You just have compelled, everybody is going to sing the following anthem every morning at 8:00 a.m. and the person who says no, that person’s research which is totally unrelated to singing the anthem at 8:00 am, wearing yellow or whatever thing you were you’re asking that person to do. That person is most likely to be the person who is doing groundbreaking research in an area that you would never know.
They are coming after the people who are the least racist, the most forward thinking the most thoughtful the most nuanced. This is no coincidence. When a guy like Bret Weinstein has literally given up an Ivy League education under death threats to stand up for those less fortunate, he’s probably not loosing a lot of sleep over his own racism.
Everyone’s a racist, everyone’s racially aware. We can show the neuroscience studies that show that people identify with, even if you put a bracelet around a hand to show that somebody is in your affinity group, and the bracelet says atheist, you know the reaction will spike through the roof. So we know that there’s an affinity. There’s some kind of latent kind of racism and everyone including blacks, not just limited to whites.

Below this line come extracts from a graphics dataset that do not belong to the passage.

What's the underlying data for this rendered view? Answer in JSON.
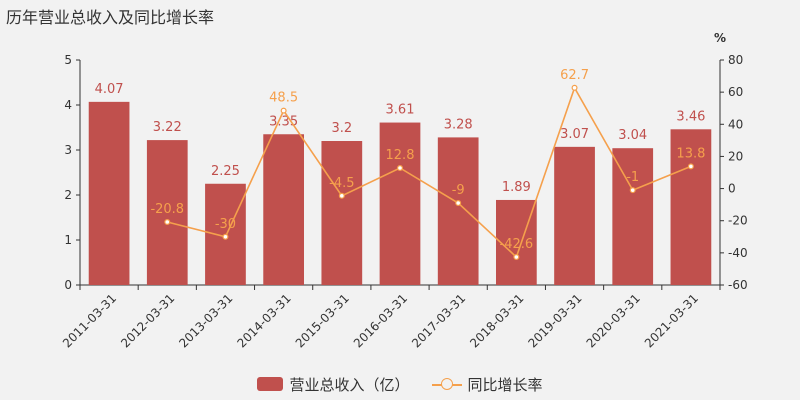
{
  "title": "历年营业总收入及同比增长率",
  "chart_data": {
    "type": "bar",
    "categories": [
      "2011-03-31",
      "2012-03-31",
      "2013-03-31",
      "2014-03-31",
      "2015-03-31",
      "2016-03-31",
      "2017-03-31",
      "2018-03-31",
      "2019-03-31",
      "2020-03-31",
      "2021-03-31"
    ],
    "series": [
      {
        "name": "营业总收入（亿）",
        "type": "bar",
        "axis": "left",
        "color": "#c0504d",
        "values": [
          4.07,
          3.22,
          2.25,
          3.35,
          3.2,
          3.61,
          3.28,
          1.89,
          3.07,
          3.04,
          3.46
        ]
      },
      {
        "name": "同比增长率",
        "type": "line",
        "axis": "right",
        "color": "#f5a04c",
        "values": [
          null,
          -20.8,
          -30,
          48.5,
          -4.5,
          12.8,
          -9,
          -42.6,
          62.7,
          -1,
          13.8
        ]
      }
    ],
    "y_left": {
      "min": 0,
      "max": 5,
      "ticks": [
        0,
        1,
        2,
        3,
        4,
        5
      ]
    },
    "y_right": {
      "min": -60,
      "max": 80,
      "ticks": [
        -60,
        -40,
        -20,
        0,
        20,
        40,
        60,
        80
      ],
      "unit": "%"
    },
    "legend_position": "bottom",
    "grid": false
  }
}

This guy, who’s the most aware he can give you the science, he can give even the introspection and that’s why this was also sort of hysterically funny when the dust settles and everybody’s out of harms way we’re going to look back on this and say wow they picked on Brett Weinstein, that’s how crazy this got.
Overton Window
Everybody wants to to be loved, to fit in. The fear that happens when you start swimming away from the shore, that you’re not going to find a next Island before your strength gives out. I think it’s very rational to be afraid of thinking for yourself because you may very, very easily find yourself at odds with the community on which you depend. I think for some of us is just a compulsive behavior, it’s not even necessarily the smartest evolutionary strategy. It’s just, it’s hard to do it any other way.

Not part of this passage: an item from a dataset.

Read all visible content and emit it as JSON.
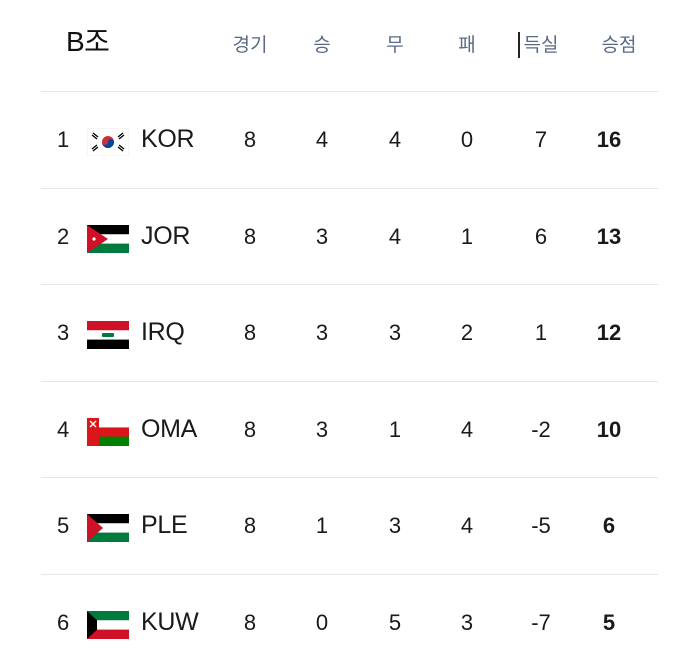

Very often we have some spectrum of difference that we’re allowed. Frequently in politics or news somebody will talk about the Overton Window – what can we discuss what can’t we discuss. ie when Donald Trump said that he wanted to temporary really ban Muslims from entering the US.
I think that a lot of us may benefit from the Overton Window – this idea that we’re going to make certain ideas too hot, too dangerous for people to express in polite company. But on the other hand what we’ve started to do is to hamstring all the cognitive power in our contrarian thinkers, where they don’t feel comfortable or safe thinking aloud.

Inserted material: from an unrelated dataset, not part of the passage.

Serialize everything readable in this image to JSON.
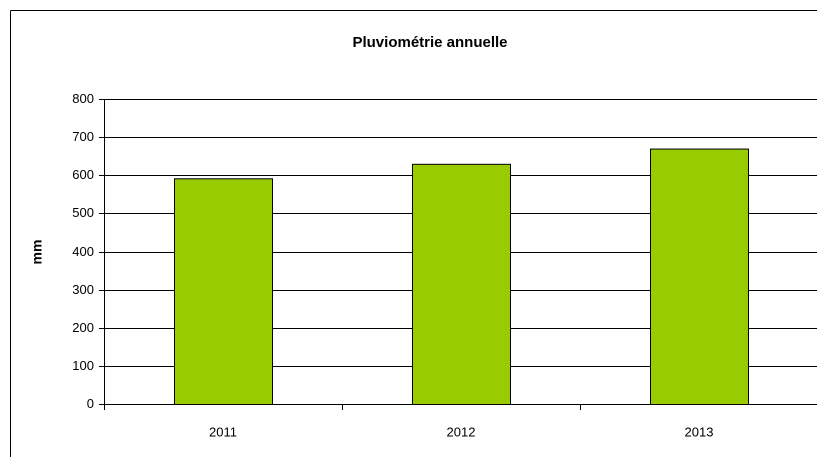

The top-down thinking tells us what’s acceptable and what isn’t, but the bottom-up leads us to ask all sorts of questions that are framed out, if you will, by the usual terms of discussion.
I think that this is you know this is really animating a lot of people who feel that social justice, which they always thought was a positive, is starting to metastatize into kind of a thought police.
Everybody’s enjoying some privilege at the moment and so if you’re spending all of your time checking and you’re probably not going to be able to say much of anything.
I’m trying to discourage attrition of the amazing people who have something deep and powerful and important to say.